The Panel has declined to make a declaration of unacceptable circumstances in response to applications dated 27 October 2022 and 31 October 2022 from Olary Holdings Limited and Quantum Graphite Limited (respectively) in relation to the affairs of Lincoln Minerals Limited (Lincoln).
The applications concerned Lincoln’s pro‑rata rights issue (Rights Issue) to eligible shareholders of 67 new shares for every 50 shares held at an issue price of $0.006 per new share to raise approximately $4.6 million (see TP22/57 and TP22/59).
Lincoln is also currently the subject of a takeover bid by Quantum Graphite Limited.
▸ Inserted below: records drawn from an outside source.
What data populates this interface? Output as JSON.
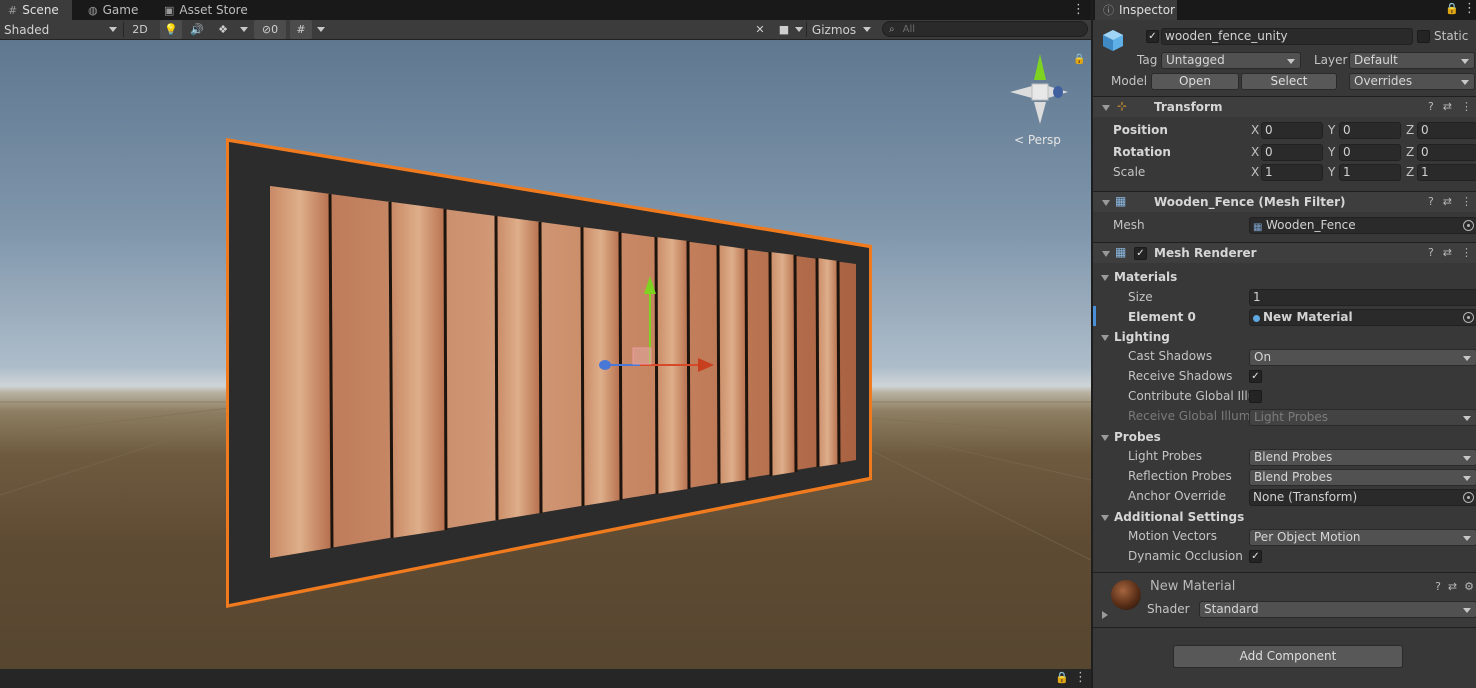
{
  "scene_tabs": [
    {
      "label": "Scene",
      "icon": "hash-icon"
    },
    {
      "label": "Game",
      "icon": "gamepad-icon"
    },
    {
      "label": "Asset Store",
      "icon": "bag-icon"
    }
  ],
  "scene_toolbar": {
    "draw_mode": "Shaded",
    "mode_2d": "2D",
    "hidden_count": "0",
    "gizmos_label": "Gizmos",
    "search_placeholder": "All"
  },
  "viewport": {
    "projection_label": "< Persp"
  },
  "inspector": {
    "tab_label": "Inspector",
    "object_name": "wooden_fence_unity",
    "object_active": true,
    "static_label": "Static",
    "tag_label": "Tag",
    "tag_value": "Untagged",
    "layer_label": "Layer",
    "layer_value": "Default",
    "model_label": "Model",
    "open_label": "Open",
    "select_label": "Select",
    "overrides_label": "Overrides",
    "transform": {
      "title": "Transform",
      "position_label": "Position",
      "rotation_label": "Rotation",
      "scale_label": "Scale",
      "position": {
        "x": "0",
        "y": "0",
        "z": "0"
      },
      "rotation": {
        "x": "0",
        "y": "0",
        "z": "0"
      },
      "scale": {
        "x": "1",
        "y": "1",
        "z": "1"
      },
      "axis_x": "X",
      "axis_y": "Y",
      "axis_z": "Z"
    },
    "mesh_filter": {
      "title": "Wooden_Fence (Mesh Filter)",
      "mesh_label": "Mesh",
      "mesh_value": "Wooden_Fence"
    },
    "mesh_renderer": {
      "title": "Mesh Renderer",
      "enabled": true,
      "materials_label": "Materials",
      "size_label": "Size",
      "size_value": "1",
      "element0_label": "Element 0",
      "element0_value": "New Material",
      "lighting_label": "Lighting",
      "cast_shadows_label": "Cast Shadows",
      "cast_shadows_value": "On",
      "receive_shadows_label": "Receive Shadows",
      "receive_shadows": true,
      "contribute_gi_label": "Contribute Global Illur",
      "contribute_gi": false,
      "receive_gi_label": "Receive Global Illumi",
      "receive_gi_value": "Light Probes",
      "probes_label": "Probes",
      "light_probes_label": "Light Probes",
      "light_probes_value": "Blend Probes",
      "reflection_probes_label": "Reflection Probes",
      "reflection_probes_value": "Blend Probes",
      "anchor_override_label": "Anchor Override",
      "anchor_override_value": "None (Transform)",
      "additional_label": "Additional Settings",
      "motion_vectors_label": "Motion Vectors",
      "motion_vectors_value": "Per Object Motion",
      "dynamic_occlusion_label": "Dynamic Occlusion",
      "dynamic_occlusion": true
    },
    "material": {
      "name": "New Material",
      "shader_label": "Shader",
      "shader_value": "Standard"
    },
    "add_component_label": "Add Component"
  },
  "colors": {
    "selection_outline": "#f07a1e",
    "frame": "#2a2a2a",
    "wood_light": "#c98a66",
    "wood_dark": "#8a4a2e",
    "axis_x": "#d64a2a",
    "axis_y": "#7ed321",
    "axis_z": "#4a78d6"
  }
}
The Panel was not minded to second guess the Lincoln board’s view that it was in the best interests of Lincoln shareholders for Lincoln to be re‑listed on the ASX. It considered that the Rights Issue is necessary to avoid a materially adverse financial consequence, which mitigated against the Rights Issue being unacceptable on the grounds that it is a frustrating action.1 The Panel also considered that the proposed shortfall facility and the discretion of the underwriter and sub‑underwriter to obtain further sub‑underwriting are likely to mitigate against any possible control effect.
The Panel was concerned that a statement in Lincoln’s first supplementary target’s statement that rejection statements received from shareholders “are not intended to be forward looking, or statements as to the likely future actions of any individual rejecting shareholder” was ambiguous and was also concerned about undervalue statements in Lincoln’s target statement made without the reasons for those undervalue statements being clearly disclosed. Lincoln offered to clarify these matters in a second supplementary target’s statement.
The Panel considered that Lincoln’s second supplementary target’s statement sufficiently addressed the circumstances and that it is not against the public interest to decline to make a declaration of unacceptable circumstances.
On the basis of the above, the Panel decided not to make a declaration of unacceptable circumstances.
The sitting Panel was Kristen Jung, Bill Koeck and Tony Osmond (sitting President). The Panel will publish its reasons for the decision in due course on its website.
Chief Executive, Takeovers Panel
Level 16, 530 Collins Street
Melbourne VIC 3000
Ph: +61 3 9655 3500
1 The Panel also considered that while approval by shareholders of the Rights Issue (and in effect the sub‑underwriting) at LML’s 2021 annual general meeting was for ASX purposes and the disclosure in the notice of meeting was less than adequate for the purposes of an approval under item 7 of s611 of the Corporations Act 2001 (Cth) or an approval for a frustrating action – the approval did mitigate against the Rights Issue being unacceptable.